Het Frysk Ljeppers Boun (FLB) besloot het fierljeppen beter te organiseren . De verbeteringen kwamen er: officiële afmetingen voor de schansen, water-breedte en diepte, met lopers belegde aanloopplankieren, zachte zandbedden op de landingsplaatsen, langere polsstokken van 8,5 en soms 9,5 meter, rugnummers voor de deelnemers, kleding voorschriften (zwarte broek en effen shirt) en dweilen om de polsstokken af te kunnen drogen. Het geheel vond plaats op een afgeschermd wedstrijdgedeelte en werd op vakkundige manier van commentaar voorzien.
De springers die mee wilden doen aan het Fries kampioenschap moesten lid zijn van de bond, een startkaart hebben en minimaal aan drie wedstrijden mee hebben gedaan.
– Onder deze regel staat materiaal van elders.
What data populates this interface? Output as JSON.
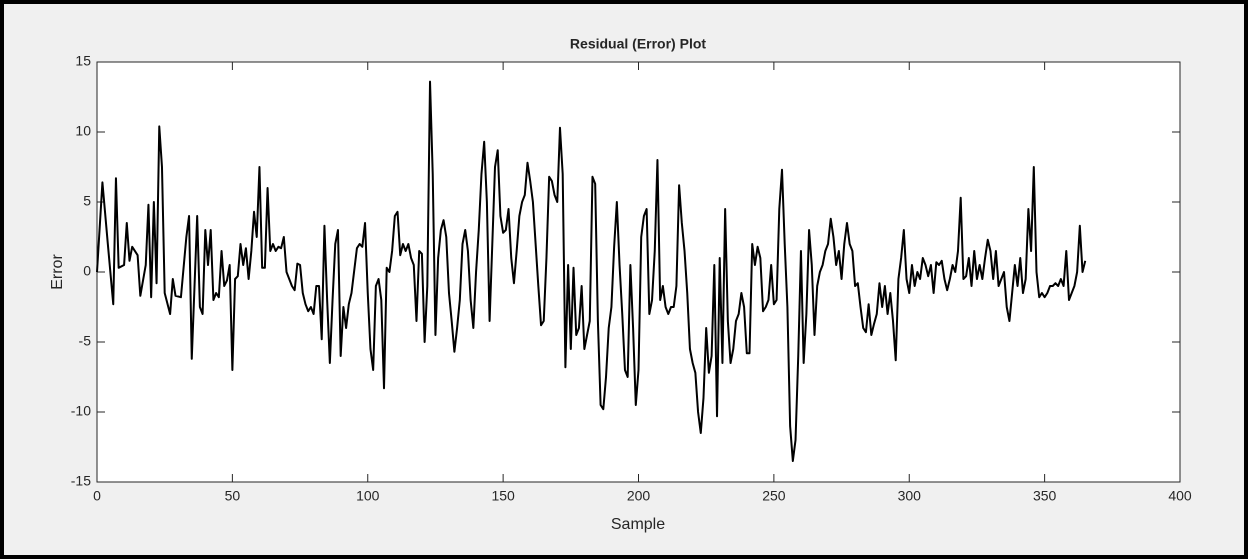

In Friesland waren een tiental dorpen die gedurende het fierljepseizoen wedstrijden organiseerden.
In een normale wedstrijd mocht elke ljepper twee keer springen. Na de reguliere wedstrijd mochten de drie beste springers nogmaals twee keer springen om uit te maken wie er kampioen van de dag zou worden. Sinds 1957 is Winsum de thuisbasis van het Fries kampioenschap maar toen werd ook al gesprongen in Burgum, Drachten, Akmarijp, Idskenhuizen, Vrouwbuurt en Makkum. Vanaf 1975 werd er gesprongen met aluminium polsstokken die gemaakt werden door lichtmastenfabrikant Alcoa in Drunen (Brabant) en een maximale lengte hadden van 11 meter. In verband met de veiligheid mocht er men tot maximaal 12,50 meter lange polsstok gebruiken. Toen in 2006 de carbon polsstok zijn intrede deed was het mogelijk om met een langere polsstok (12 meter en tot 13,25 meter met opzetstuk) verder dan voorheen te springen. In 2006 sprongen vier fierljeppers al verder dan het toen vijftien jaar oude record van Aart de With (19,40 meter).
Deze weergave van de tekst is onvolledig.